Чтобы избавиться от навязчивой мысли о самоубийстве, надо обратиться к Богу — одному достаточно произнести вслух всесильное имя Господа Иисуса Христа или сотворить крестное знамение — и мысль о самоубийстве, а с нею и опасность его, сейчас же исчезнет. Другой же молится, и все-таки не может избавиться от неотвязного желания покончить с собой. Все дело в том, насколько человек в данное время удален от благодати Божией и от ангела-хранителя своего, насколько близко подступил к человеку диавол. Человеку, которым овладело непреодолимое желание покончить с собой, нужно настойчиво, усердно просить Господа Бога о помощи, чтобы Он возвратил Свои дары, от которых человек в свое время отказался — благодать Божию и ангела-хранителя. Человек должен ходить в храм не раз и не два, а постоянно, он должен обратиться к пастырю Церкви и просить его молитв о себе, прибегнуть к спасительным Таинствам — Покаянию и Причащению, в которых подается людям благодать Божия, очищающая от всякой греховной скверны и нечистоты. Но нередко диавол настолько овладевает человеком, что тому кажется даже некоторым блаженством поскорее покончить с собой: по крайней мере, в своем насильственном прекращении жизни он думает найти вечное успокоение от охвативших его тоски и отчаяния. Тогда всякое старание окружающих отговорить, удержать человека от самоубийства для него будет неприятно; всякую попытку ближних остановить его он будет считать даже неприязнью к себе. В этом случае лучшая помощь — молитва за него Богу и испрашиванием ему высшей помощи. Общая молитва, общее старание родных несчастного вместе со священником, при помощи Божией, приведет к желанной цели, по слову апостола Божия:«Молитесь друг за друга, чтобы (вам) исцелиться» (Иак. 5, 16).
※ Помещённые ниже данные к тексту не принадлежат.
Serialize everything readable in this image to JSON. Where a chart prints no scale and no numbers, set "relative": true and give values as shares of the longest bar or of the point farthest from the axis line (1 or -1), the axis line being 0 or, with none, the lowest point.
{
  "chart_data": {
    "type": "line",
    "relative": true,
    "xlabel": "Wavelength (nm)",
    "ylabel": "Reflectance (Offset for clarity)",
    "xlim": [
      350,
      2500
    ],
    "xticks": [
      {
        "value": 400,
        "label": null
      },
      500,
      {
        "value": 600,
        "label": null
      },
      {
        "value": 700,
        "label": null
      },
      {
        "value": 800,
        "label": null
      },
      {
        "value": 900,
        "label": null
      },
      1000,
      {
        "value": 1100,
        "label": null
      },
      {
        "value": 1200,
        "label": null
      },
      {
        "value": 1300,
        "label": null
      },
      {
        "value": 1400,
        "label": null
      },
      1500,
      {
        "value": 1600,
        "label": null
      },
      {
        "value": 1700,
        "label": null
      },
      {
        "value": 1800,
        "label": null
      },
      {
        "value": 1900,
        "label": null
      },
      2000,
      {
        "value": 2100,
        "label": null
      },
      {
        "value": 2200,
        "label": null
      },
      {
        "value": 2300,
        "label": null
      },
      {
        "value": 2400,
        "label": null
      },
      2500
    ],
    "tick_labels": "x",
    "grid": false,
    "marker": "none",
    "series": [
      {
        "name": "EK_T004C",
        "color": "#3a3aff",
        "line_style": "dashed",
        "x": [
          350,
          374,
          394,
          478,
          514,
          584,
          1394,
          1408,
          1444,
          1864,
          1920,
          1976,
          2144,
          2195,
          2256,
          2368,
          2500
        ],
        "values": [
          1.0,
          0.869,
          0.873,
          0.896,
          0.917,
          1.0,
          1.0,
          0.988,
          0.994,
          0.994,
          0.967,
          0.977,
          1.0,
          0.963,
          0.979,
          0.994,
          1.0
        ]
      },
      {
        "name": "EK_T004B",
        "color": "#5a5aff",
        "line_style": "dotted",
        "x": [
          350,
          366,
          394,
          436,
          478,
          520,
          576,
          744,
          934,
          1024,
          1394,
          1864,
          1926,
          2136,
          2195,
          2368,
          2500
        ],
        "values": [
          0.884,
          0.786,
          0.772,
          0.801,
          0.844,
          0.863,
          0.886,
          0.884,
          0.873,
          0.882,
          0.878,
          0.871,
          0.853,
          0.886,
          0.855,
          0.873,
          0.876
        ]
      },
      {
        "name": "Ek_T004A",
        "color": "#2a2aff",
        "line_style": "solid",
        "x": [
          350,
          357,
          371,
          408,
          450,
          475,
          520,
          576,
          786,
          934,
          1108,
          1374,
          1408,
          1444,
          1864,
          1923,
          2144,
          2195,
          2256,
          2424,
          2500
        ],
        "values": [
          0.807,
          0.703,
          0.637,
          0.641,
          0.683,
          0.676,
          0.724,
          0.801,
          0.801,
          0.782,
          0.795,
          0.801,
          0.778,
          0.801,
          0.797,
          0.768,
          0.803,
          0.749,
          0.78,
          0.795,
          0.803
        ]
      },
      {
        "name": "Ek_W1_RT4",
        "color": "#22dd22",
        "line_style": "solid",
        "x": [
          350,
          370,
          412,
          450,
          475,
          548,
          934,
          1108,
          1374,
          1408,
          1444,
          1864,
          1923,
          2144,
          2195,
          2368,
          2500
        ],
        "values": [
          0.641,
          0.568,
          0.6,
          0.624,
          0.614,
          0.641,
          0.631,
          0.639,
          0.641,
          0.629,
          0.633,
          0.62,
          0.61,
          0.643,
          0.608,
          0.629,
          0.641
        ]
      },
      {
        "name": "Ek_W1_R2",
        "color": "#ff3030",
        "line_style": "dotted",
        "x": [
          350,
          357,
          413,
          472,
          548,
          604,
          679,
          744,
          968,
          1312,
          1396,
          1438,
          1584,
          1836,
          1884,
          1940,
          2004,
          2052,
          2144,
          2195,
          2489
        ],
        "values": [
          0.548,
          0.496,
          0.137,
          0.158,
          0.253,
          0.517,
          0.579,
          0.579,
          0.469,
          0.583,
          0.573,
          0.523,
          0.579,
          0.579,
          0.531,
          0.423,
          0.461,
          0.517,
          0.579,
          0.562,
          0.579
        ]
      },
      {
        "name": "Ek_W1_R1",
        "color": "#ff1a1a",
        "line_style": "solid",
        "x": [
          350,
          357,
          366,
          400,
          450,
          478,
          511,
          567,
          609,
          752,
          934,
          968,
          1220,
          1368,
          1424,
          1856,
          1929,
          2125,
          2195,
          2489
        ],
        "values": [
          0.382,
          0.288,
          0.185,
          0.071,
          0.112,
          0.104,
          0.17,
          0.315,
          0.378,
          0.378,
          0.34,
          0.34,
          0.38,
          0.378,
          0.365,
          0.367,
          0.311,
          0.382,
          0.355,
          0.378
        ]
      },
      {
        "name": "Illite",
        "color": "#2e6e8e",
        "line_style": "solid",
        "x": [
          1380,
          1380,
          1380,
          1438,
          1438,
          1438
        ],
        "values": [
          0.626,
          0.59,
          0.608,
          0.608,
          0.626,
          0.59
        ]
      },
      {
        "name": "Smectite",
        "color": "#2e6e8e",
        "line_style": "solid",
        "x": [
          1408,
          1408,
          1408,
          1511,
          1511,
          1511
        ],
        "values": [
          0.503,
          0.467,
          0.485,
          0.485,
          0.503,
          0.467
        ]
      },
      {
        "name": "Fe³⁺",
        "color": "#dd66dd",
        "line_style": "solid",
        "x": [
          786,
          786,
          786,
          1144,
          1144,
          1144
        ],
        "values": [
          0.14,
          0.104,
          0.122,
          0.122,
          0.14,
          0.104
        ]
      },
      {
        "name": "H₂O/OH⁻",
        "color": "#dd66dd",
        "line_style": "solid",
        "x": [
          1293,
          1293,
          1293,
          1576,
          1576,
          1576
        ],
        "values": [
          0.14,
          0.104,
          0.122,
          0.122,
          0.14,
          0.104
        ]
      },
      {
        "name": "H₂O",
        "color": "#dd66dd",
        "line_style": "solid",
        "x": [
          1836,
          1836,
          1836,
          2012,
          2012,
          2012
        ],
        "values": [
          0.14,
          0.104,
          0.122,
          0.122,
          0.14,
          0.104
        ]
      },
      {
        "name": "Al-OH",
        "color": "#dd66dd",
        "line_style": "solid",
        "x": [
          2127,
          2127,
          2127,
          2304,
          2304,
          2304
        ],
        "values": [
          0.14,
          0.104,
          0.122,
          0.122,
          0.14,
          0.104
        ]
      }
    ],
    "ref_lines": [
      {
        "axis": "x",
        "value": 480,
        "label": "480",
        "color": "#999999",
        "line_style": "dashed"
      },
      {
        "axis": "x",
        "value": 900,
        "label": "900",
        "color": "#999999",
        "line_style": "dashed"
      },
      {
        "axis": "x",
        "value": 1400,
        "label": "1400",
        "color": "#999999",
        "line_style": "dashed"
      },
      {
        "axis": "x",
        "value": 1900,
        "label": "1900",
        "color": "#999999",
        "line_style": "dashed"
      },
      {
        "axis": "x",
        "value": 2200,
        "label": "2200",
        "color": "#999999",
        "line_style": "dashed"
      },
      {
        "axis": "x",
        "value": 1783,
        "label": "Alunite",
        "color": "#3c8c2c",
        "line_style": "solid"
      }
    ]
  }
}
Ведь молитву за других, за своих близких Господь Бог охотно принимает, как Он показал это через Своего Сына. Господь наш Иисус Христос по просьбе родных и близких изгонял бесов, исцелял больных и расслабленных…

 

За сознательных же самоубийц можно молиться только домашней молитвой. Человек, молясь за самоубийцу, не должен причинять самому себе вреда, не так, как нам вздумается и пожелается (дабы вместо благоволения не навлечь на себя гнева Божия), а по наставлению опытных в жизни духовных людей. Преподобный Лев Оптинский за самовольно ушедших из жизни близких или родственников завещал молиться просто, без испытания, предавая сердце свое в десницу Вышнего такими словами: «Взыщи, Господи, погибшую душу усопшего раба Твоего и, аще возможно есть, помилуй! Не постави мне во грех сей молитвы. Но да будет святая воля Твоя!»

 

Подводя итоги всему сказанному, нужно повторить, что самоубийство, в помешательстве ли оно совершается или в здравом уме, есть следствие, если не безбожия, то неверия в Бога, Его воздаяние за гробом и жизнь бесконечную. Кто не умом только признает существование Бога, но и чистым сердцем чувствует Его близость к себе, тот никогда не подумает о покушении на свою жизнь — благой дар Божий.